Habibur Rahman Sohan

Personal information
- Full name: Habibur Rahman Sohan
- Born: 20 November 1999 (age 26) Sirajganj
- Height: 5 ft 6 in (168 cm)
- Batting: Right-handed
- Role: Batsman

Domestic team information
- 2023–2024: Khulna Tigers
- 2023: Gazi Group Cricketers
- 2024- Present: Dhaka Capitals

Career statistics
| Competition | FC | LA | T20 |
| Matches | 8 | 41 | 33 |
| Runs scored | 344 | 1,064 | 833 |
| Batting average | 21.50 | 26.60 | 30.85 |
| 100s/50s | 0/2 | 3/2 | 1/4 |
| Top score | 62 | 117 | 100* |
| Balls bowled | 24 | 7 | 6 |
| Wickets | 0 | 2 | 0 |
| Bowling average | - | 5.00 | - |
| 5 wickets in innings | 0 | 0 | 0 |
| 10 wickets in match | 0 | 0 | 0 |
| Best bowling | - | 1/2 | - |
| Catches/stumpings | 12/- | 23/- | 22/- |
- Source: ESPNcricinfo, 24 November 2025

= Habibur Rahman Sohan =

Bangladeshi cricketer

Habibur Rahman Sohan (হাবিবুর রহমান সোহান; born 20 November 1999) is a Bangladeshi cricketer, who is a right-handed batsman.

==Early career==
Sohan grew up in Sirajganj and played in various corporate leagues of Rajshahi. He moved to Dhaka in 2020 and received training from Sheikh Jamal Dhanmondi Club Academy.

== Domestic career ==
In November 2022, he was selected to play for Khulna Tigers following the players' draft to play for them in the 2022–23 Bangladesh Premier League. He made his Twenty20 debut for Khulna Tigers on 9 January 2023, against Chattogram Challengers.
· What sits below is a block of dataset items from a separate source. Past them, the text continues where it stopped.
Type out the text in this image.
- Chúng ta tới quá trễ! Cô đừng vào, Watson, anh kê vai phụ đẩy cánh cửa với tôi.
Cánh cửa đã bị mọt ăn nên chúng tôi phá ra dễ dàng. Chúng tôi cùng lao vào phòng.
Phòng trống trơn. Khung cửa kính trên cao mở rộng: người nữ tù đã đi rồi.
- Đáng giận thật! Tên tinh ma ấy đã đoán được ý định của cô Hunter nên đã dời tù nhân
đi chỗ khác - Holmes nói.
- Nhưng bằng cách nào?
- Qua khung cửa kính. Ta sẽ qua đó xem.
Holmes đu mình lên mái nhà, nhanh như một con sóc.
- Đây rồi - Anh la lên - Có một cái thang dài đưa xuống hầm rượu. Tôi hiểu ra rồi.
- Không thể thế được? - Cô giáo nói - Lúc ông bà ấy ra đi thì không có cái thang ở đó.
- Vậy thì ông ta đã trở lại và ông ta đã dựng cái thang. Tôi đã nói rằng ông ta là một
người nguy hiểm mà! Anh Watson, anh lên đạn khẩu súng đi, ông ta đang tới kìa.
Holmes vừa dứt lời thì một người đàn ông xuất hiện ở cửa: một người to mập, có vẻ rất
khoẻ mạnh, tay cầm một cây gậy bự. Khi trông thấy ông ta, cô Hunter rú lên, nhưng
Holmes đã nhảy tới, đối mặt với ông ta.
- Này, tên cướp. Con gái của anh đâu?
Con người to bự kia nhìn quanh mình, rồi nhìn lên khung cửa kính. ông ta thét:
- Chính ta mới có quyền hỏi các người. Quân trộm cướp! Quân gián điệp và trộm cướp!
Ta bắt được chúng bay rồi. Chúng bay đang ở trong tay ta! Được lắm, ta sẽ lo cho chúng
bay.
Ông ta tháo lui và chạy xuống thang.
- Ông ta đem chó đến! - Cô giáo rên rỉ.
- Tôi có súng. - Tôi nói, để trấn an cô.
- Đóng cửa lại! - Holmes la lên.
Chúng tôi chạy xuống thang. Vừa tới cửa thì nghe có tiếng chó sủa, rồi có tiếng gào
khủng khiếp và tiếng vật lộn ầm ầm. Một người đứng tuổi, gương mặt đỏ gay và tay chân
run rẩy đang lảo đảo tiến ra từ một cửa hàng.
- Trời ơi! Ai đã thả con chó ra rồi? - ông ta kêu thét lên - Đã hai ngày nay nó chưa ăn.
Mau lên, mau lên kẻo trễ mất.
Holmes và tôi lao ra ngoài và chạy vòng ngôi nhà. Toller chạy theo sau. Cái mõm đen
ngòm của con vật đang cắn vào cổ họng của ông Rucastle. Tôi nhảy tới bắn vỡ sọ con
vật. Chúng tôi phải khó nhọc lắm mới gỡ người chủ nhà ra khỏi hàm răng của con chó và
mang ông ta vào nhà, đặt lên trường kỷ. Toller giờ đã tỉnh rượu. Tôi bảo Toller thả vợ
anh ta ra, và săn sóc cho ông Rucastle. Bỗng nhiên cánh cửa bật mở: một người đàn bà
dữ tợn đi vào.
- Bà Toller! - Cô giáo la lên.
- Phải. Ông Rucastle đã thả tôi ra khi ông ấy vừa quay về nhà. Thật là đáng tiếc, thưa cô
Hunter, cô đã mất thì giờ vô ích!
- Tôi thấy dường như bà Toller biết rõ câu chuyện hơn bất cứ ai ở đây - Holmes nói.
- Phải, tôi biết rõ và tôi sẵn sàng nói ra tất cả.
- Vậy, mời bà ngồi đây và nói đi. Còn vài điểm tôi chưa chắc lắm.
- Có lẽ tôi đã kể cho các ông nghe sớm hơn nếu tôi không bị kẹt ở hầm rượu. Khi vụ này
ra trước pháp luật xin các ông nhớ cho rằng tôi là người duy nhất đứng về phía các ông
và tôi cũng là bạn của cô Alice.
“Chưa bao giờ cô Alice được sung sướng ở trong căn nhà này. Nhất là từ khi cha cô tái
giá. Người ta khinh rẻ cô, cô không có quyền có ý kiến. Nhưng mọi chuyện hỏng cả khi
He made his List A debut for Gazi Group Cricketers on 16 March 2023, against Mohammedan Sporting Club in the 2022–23 Dhaka Premier Division Cricket League. On 17 April 2023, he scored his maiden century in List A cricket against Shinepukur Cricket Club.

In December 2023, he was named in North Zone's squad for the 2023–24 Bangladesh Cricket League One Day tournament. On 28 December 2023, in the match against Central Zone, he scored a hundred in just 49 balls, recording the fastest century by a Bangladeshi player in List A cricket.